ATTENTION: When submitting logs, please remove all personal information like IP addresses, hostnames, passwords, etc.

We'll be happy to have a look afterwards.

UPDATE:

Sorry it took so long to respond. I didn't notice that you updated your issue. I've only seen it now as I'm OWASP ModSecurity Core Rule Set (CRS) dev-on-duty again.

First of all I think you now have a conflict with two different CRS versions.

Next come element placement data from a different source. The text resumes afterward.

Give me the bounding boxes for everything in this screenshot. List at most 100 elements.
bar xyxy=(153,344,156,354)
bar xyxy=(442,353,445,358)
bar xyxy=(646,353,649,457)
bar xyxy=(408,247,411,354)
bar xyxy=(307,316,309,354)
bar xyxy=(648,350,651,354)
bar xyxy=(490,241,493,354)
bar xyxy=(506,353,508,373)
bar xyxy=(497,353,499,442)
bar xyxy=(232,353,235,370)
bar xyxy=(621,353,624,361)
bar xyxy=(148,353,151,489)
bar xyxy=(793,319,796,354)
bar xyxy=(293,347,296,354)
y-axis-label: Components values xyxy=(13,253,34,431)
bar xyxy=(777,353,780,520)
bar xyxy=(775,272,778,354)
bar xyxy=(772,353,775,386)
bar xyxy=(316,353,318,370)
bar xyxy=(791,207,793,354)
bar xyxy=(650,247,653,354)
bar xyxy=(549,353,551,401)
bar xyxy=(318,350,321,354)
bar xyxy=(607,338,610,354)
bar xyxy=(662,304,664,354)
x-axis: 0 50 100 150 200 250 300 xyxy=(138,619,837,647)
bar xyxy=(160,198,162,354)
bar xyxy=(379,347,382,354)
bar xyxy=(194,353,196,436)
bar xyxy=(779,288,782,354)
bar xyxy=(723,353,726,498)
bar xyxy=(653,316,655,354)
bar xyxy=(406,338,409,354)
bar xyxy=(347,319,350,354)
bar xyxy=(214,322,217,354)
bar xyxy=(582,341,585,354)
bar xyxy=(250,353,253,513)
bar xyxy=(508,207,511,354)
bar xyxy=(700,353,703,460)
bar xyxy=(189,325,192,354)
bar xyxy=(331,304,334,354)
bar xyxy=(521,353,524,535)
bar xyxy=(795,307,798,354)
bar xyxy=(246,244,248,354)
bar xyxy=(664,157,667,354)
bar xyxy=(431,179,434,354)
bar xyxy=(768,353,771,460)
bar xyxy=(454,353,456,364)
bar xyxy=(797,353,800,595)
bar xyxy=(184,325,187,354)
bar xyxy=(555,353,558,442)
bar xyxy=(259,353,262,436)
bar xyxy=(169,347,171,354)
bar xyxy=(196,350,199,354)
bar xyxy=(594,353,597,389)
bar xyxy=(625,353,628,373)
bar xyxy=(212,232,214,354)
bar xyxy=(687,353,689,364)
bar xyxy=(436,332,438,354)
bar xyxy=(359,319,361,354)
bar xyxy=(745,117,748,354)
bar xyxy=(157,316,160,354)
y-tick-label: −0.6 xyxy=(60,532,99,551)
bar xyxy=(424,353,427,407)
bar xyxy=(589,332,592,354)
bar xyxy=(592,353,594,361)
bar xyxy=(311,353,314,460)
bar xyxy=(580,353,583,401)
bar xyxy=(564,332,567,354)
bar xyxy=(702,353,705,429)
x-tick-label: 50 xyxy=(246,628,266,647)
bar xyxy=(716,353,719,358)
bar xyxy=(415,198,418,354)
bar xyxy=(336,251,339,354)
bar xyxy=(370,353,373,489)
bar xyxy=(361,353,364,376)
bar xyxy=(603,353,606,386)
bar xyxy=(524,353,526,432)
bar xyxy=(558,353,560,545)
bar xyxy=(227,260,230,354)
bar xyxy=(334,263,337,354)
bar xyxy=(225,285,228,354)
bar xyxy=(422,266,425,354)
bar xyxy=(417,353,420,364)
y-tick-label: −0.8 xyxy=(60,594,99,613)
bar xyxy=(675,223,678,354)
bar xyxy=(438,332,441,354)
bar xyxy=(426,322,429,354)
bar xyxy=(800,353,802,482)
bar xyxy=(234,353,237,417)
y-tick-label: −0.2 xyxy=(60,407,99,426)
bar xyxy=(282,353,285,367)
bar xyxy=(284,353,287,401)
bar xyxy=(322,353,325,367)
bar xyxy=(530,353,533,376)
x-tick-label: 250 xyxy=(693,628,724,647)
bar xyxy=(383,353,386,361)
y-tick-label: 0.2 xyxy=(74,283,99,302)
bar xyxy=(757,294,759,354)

When I see modsecurity_crs_21_protocal and modsecurity_crs_10_config I see that you have loaded OWASP CRS version 2. Here is what the CRS version 2 rules look like: https://github.com/coreruleset/coreruleset/tree/v2.2/master/base_rules

Current version is OWASP CRS 3: https://github.com/coreruleset/coreruleset/tree/v3.3/master/rules As you see the rule files have different names and numbering. I see these CRS 3 rules in your "Web Server Error Log" and when I see modsecurity-crs/rules/RESPONSE_980_CORRELATION.

I also suspect this conflict when I see the following log line / log section H: Producer: ModSecurity for Apache/2.9.3 (http://www.modsecurity.org/); OWASP_CRS/2.2.9; OWASP_CRS/3.3.2.

So I think the first step is to remove the old CRS version 2.

I see that you are loading the OWASP ModSecurity CRS rules here:

<IfModule security2_module>
   Include modsecurity-crs/crs-setup.conf
   Include modsecurity-crs/rules/*.conf
</IfModule>

Are there only CRS 3 rules in this directory modsecurity-crs/rules/? I think so.

So questions are: how do you install the OWASP CRS rules? And where are the CRS version 2 rules loaded and can you remove the loading of these rules?

Then, we'll take the next step and have a look at the log files again when the old rules are gone.

This time I'll follow the changes on this issue!